The DCBOE is a self-governing entity within the District of Columbia Government, responsible for organizing elections, ensuring ballot availability, and managing voter registration.
Early investigations suggest that the data breach originated from the web server of DataNet, which hosts the election authority’s site for Washington, D.C. This means that DCBOE’s core servers and systems were not directly infiltrated.
In a statement, the DCBOE confirmed, “On 10/5, an incident related to cybersecurity concerning D.C. voter records came to our attention. Although investigations are ongoing, we’d like to clarify that our internal databases and servers remain secure.”
Upon detecting the breach’s source, the DCBOE, in conjunction with the MS-ISAC’s Computer Incident Response Team (CIRT), temporarily deactivated its official website, opting for a maintenance page instead.
To address this issue, the election board has been collaborating with cybersecurity specialists, the Federal Bureau of Investigation (FBI), and the Department of Homeland Security (DHS) to conduct an in-depth security evaluation of its internal systems.
In addition, the DCBOE has launched extensive security scans of its databases, servers, and IT infrastructure to pinpoint possible vulnerabilities that might have been exploited during this breach.
RansomedVC claims to have seized over 600,000 records from U.S. voters, specifically from D.C. They stated, “We’ve successfully accessed the District of Columbia Board Of Elections, obtaining over 600k USA Voter records.”
These purportedly stolen records are now listed for sale on the hacker’s dark web portal, though the selling price remains unknown. As evidence, RansomedVC has released a single record, supposedly showcasing the details of a D.C. voter. This data comprises the person’s name, registration and voter IDs, a fragment of their Social Security number, driving license number, birth date, phone, and email, among other details.

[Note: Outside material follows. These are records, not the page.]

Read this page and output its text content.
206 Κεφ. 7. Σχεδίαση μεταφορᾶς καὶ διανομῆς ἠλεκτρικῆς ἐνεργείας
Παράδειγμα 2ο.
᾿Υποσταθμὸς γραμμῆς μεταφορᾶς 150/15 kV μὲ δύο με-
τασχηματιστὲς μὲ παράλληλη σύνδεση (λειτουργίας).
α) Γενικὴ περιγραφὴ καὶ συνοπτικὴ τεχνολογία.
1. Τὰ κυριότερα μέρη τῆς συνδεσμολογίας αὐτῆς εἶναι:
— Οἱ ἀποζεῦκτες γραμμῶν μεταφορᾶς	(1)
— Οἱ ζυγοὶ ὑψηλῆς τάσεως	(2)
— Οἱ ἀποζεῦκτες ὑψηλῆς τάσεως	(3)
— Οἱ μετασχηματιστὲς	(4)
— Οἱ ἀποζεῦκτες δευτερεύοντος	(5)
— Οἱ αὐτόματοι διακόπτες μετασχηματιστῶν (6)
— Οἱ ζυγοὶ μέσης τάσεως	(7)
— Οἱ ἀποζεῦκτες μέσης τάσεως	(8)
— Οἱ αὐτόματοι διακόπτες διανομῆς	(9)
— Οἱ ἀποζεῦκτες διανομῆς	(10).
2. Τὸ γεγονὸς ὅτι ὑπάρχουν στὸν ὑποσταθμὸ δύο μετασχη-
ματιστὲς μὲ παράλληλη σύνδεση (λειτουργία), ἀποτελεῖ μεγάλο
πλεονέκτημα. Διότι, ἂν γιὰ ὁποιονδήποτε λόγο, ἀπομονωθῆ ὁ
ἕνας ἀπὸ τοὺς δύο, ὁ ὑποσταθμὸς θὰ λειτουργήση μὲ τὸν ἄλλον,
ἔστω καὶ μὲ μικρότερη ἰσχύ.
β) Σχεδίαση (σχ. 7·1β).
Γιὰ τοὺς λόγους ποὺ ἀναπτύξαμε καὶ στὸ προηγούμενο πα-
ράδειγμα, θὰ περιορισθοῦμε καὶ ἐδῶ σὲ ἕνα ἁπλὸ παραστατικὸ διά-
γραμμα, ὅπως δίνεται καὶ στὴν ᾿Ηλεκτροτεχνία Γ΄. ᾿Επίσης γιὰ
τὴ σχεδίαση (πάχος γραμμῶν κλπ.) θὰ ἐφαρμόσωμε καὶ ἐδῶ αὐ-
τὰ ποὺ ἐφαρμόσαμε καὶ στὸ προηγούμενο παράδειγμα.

The Washington election board clarified in a statement, “It’s worth noting that certain voter registration details in the District of Columbia, such as names, addresses, voting histories, and party associations, are public. However, this is unless they are specifically marked confidential as per D.C.’s guidelines.”

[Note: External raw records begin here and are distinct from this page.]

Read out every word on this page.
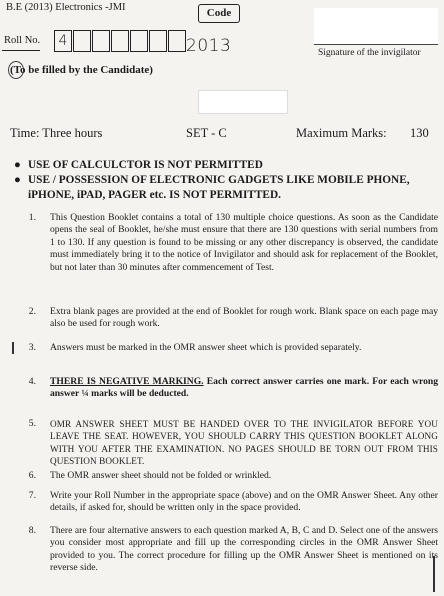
B.E (2013) Electronics -JMI	Code
Signature of the invigilator
Roll No.	4	2013
(To be filled by the Candidate)
Time: Three hours	SET - C	Maximum Marks: 130
● USE OF CALCULCTOR IS NOT PERMITTED
● USE / POSSESSION OF ELECTRONIC GADGETS LIKE MOBILE PHONE, iPHONE, iPAD, PAGER etc. IS NOT PERMITTED.
1. This Question Booklet contains a total of 130 multiple choice questions. As soon as the Candidate opens the seal of Booklet, he/she must ensure that there are 130 questions with serial numbers from 1 to 130. If any question is found to be missing or any other discrepancy is observed, the candidate must immediately bring it to the notice of Invigilator and should ask for replacement of the Booklet, but not later than 30 minutes after commencement of Test.
2. Extra blank pages are provided at the end of Booklet for rough work. Blank space on each page may also be used for rough work.
3. Answers must be marked in the OMR answer sheet which is provided separately.
4. THERE IS NEGATIVE MARKING. Each correct answer carries one mark. For each wrong answer ¼ marks will be deducted.
5. OMR ANSWER SHEET MUST BE HANDED OVER TO THE INVIGILATOR BEFORE YOU LEAVE THE SEAT. HOWEVER, YOU SHOULD CARRY THIS QUESTION BOOKLET ALONG WITH YOU AFTER THE EXAMINATION. NO PAGES SHOULD BE TORN OUT FROM THIS QUESTION BOOKLET.
6. The OMR answer sheet should not be folded or wrinkled.
7. Write your Roll Number in the appropriate space (above) and on the OMR Answer Sheet. Any other details, if asked for, should be written only in the space provided.
8. There are four alternative answers to each question marked A, B, C and D. Select one of the answers you consider most appropriate and fill up the corresponding circles in the OMR Answer Sheet provided to you. The correct procedure for filling up the OMR Answer Sheet is mentioned on its reverse side.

However, confidential details like contact numbers and Social Security numbers aren’t shared by election boards.
The news of this data leak first reached public knowledge through DataBreaches.net. According to RansomedVC, they intend to sell these records to a solitary buyer.

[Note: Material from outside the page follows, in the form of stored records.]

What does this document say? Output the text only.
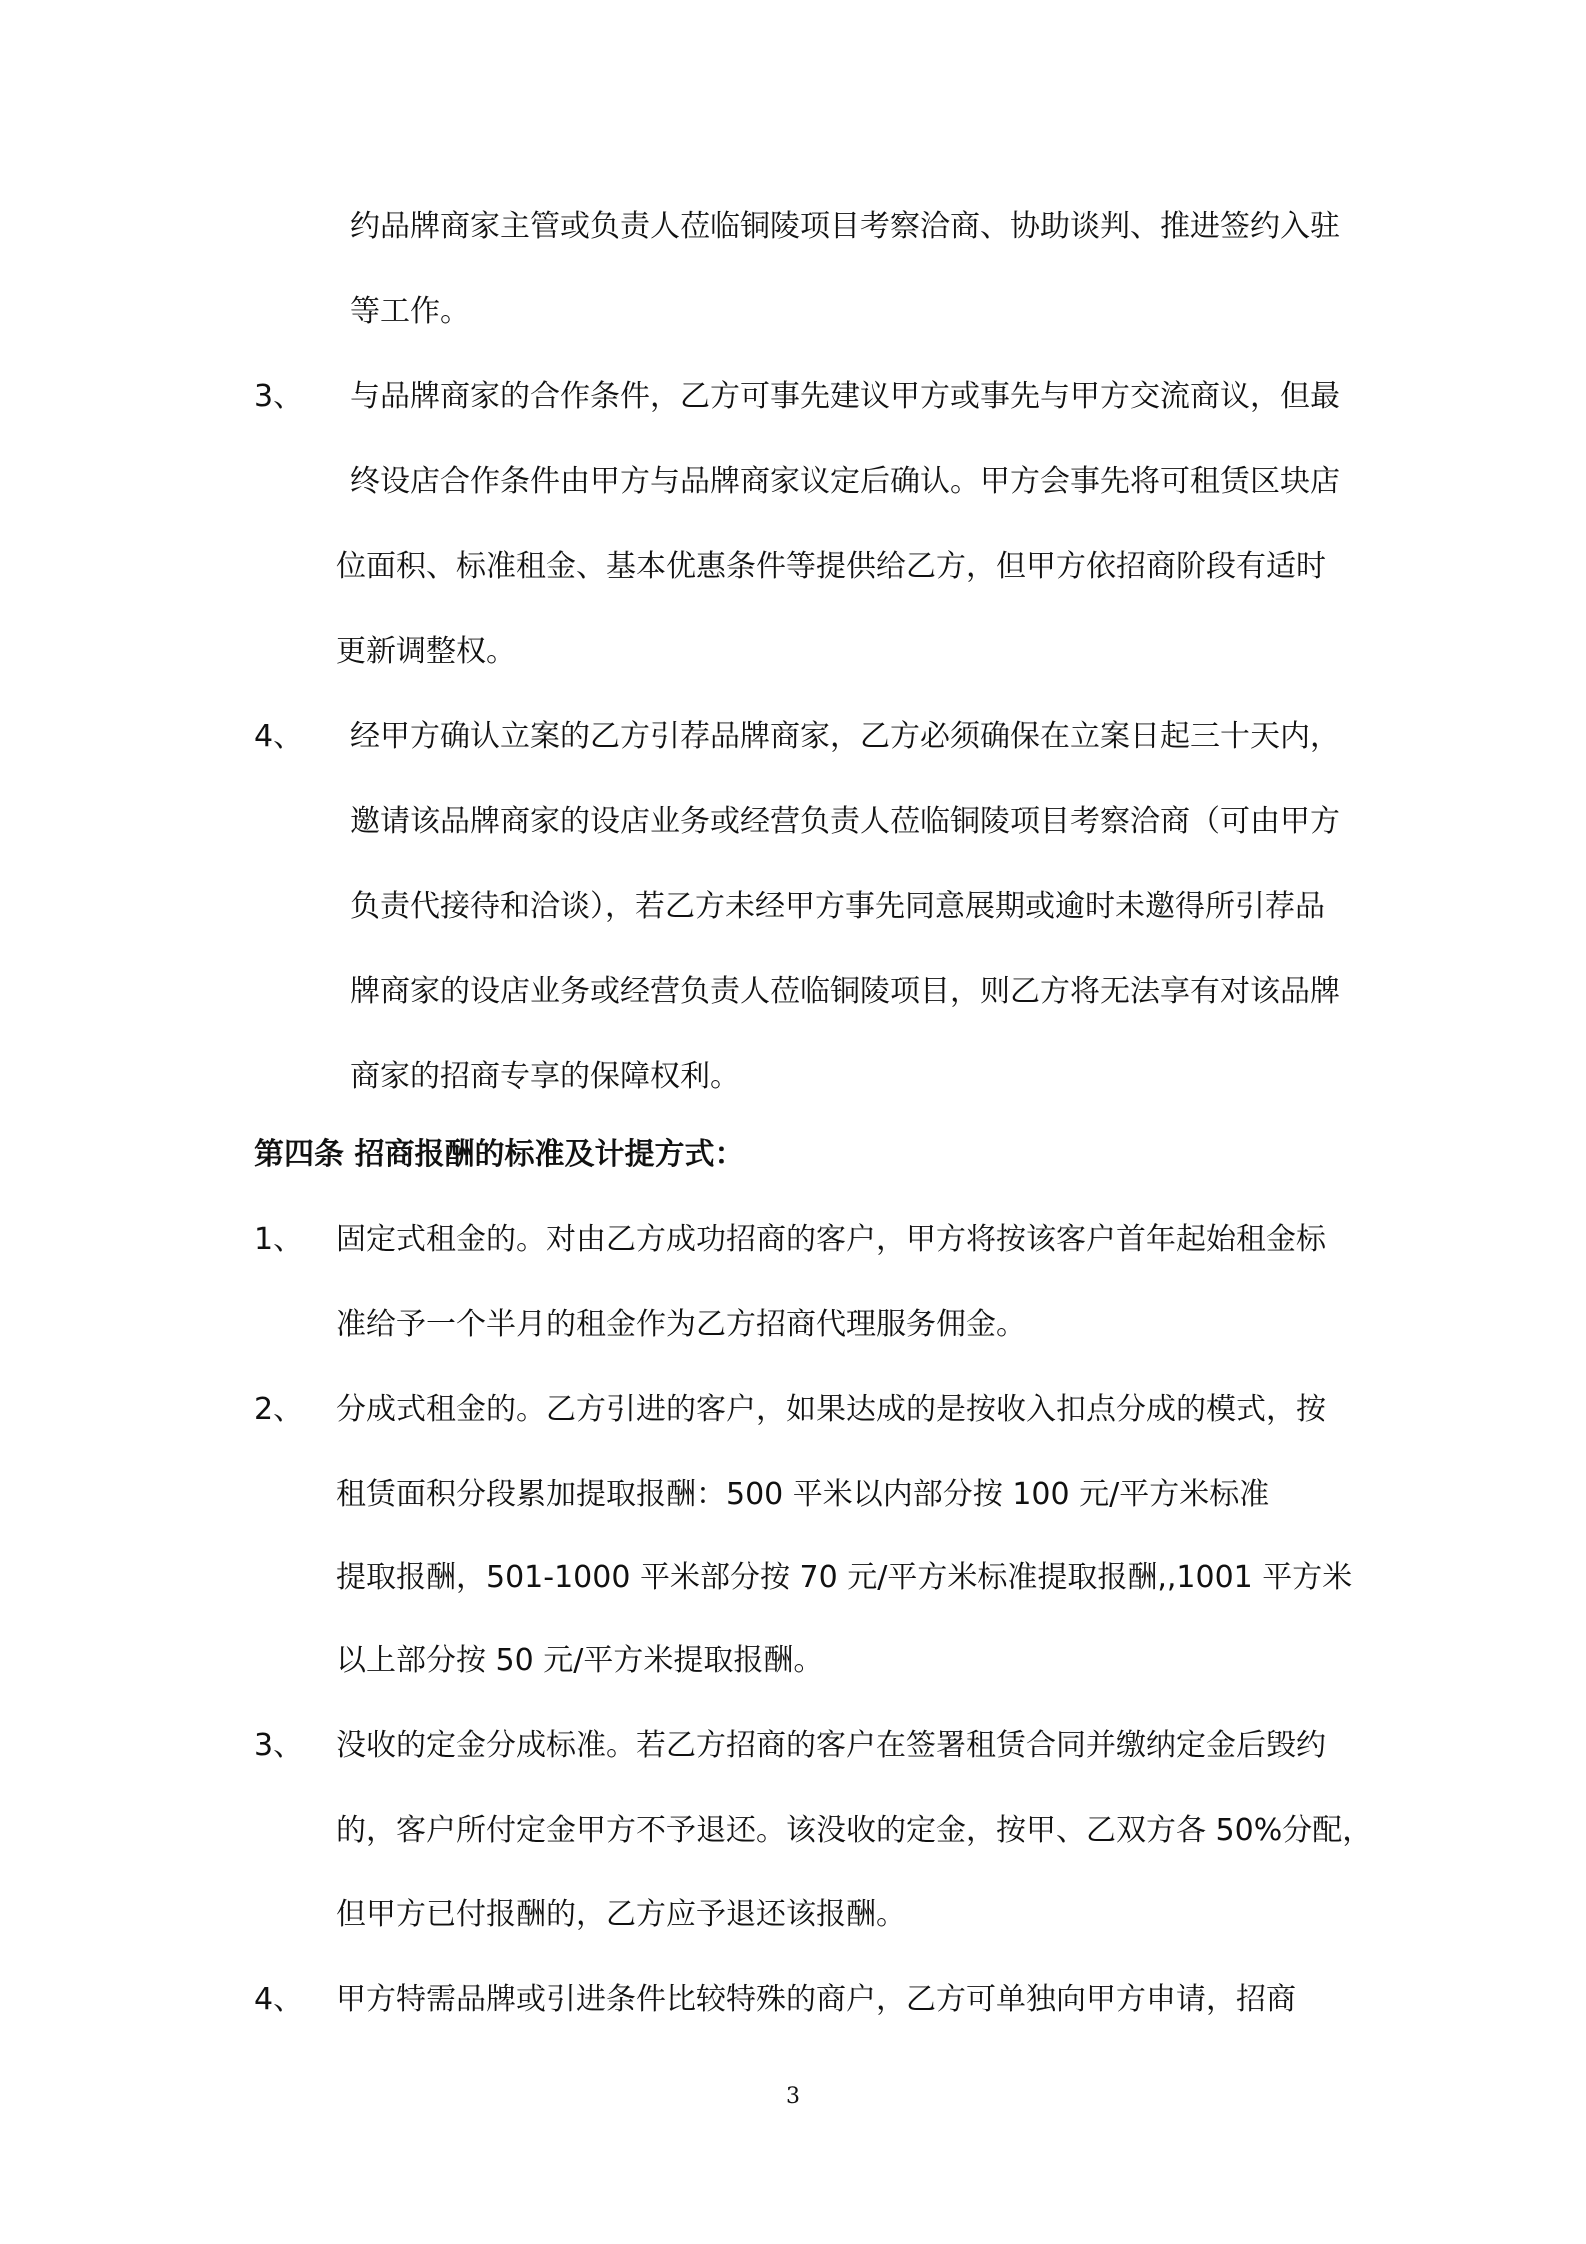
约品牌商家主管或负责人莅临铜陵项目考察洽商、协助谈判、推进签约入驻
等工作。
3、 与品牌商家的合作条件，乙方可事先建议甲方或事先与甲方交流商议，但最
终设店合作条件由甲方与品牌商家议定后确认。甲方会事先将可租赁区块店
位面积、标准租金、基本优惠条件等提供给乙方，但甲方依招商阶段有适时
更新调整权。
4、 经甲方确认立案的乙方引荐品牌商家，乙方必须确保在立案日起三十天内，
邀请该品牌商家的设店业务或经营负责人莅临铜陵项目考察洽商（可由甲方
负责代接待和洽谈），若乙方未经甲方事先同意展期或逾时未邀得所引荐品
牌商家的设店业务或经营负责人莅临铜陵项目，则乙方将无法享有对该品牌
商家的招商专享的保障权利。
第四条 招商报酬的标准及计提方式：
1、 固定式租金的。对由乙方成功招商的客户，甲方将按该客户首年起始租金标
准给予一个半月的租金作为乙方招商代理服务佣金。
2、 分成式租金的。乙方引进的客户，如果达成的是按收入扣点分成的模式，按
租赁面积分段累加提取报酬：500 平米以内部分按 100 元/平方米标准
提取报酬，501-1000 平米部分按 70 元/平方米标准提取报酬,,1001 平方米
以上部分按 50 元/平方米提取报酬。
3、 没收的定金分成标准。若乙方招商的客户在签署租赁合同并缴纳定金后毁约
的，客户所付定金甲方不予退还。该没收的定金，按甲、乙双方各 50%分配，
但甲方已付报酬的，乙方应予退还该报酬。
4、 甲方特需品牌或引进条件比较特殊的商户，乙方可单独向甲方申请，招商
3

Amidst these developments, another revelation has emerged. An unnamed insider informed Prior to RansomedVC’s claims the stolen database was allegedly up for sale on hacking forums BreachForums and Sinister.ly by a user dubbed pwncoder, but these posts have since disappeared.
Moreover, while RansomedVC recently proclaimed a breach of Sony’s systems, obtaining over 260GB of data, another hacker named MajorNelson contested these claims. The latter even unveiled a 2.4 GB data file, supposedly sourced from Sony, on BreachForums.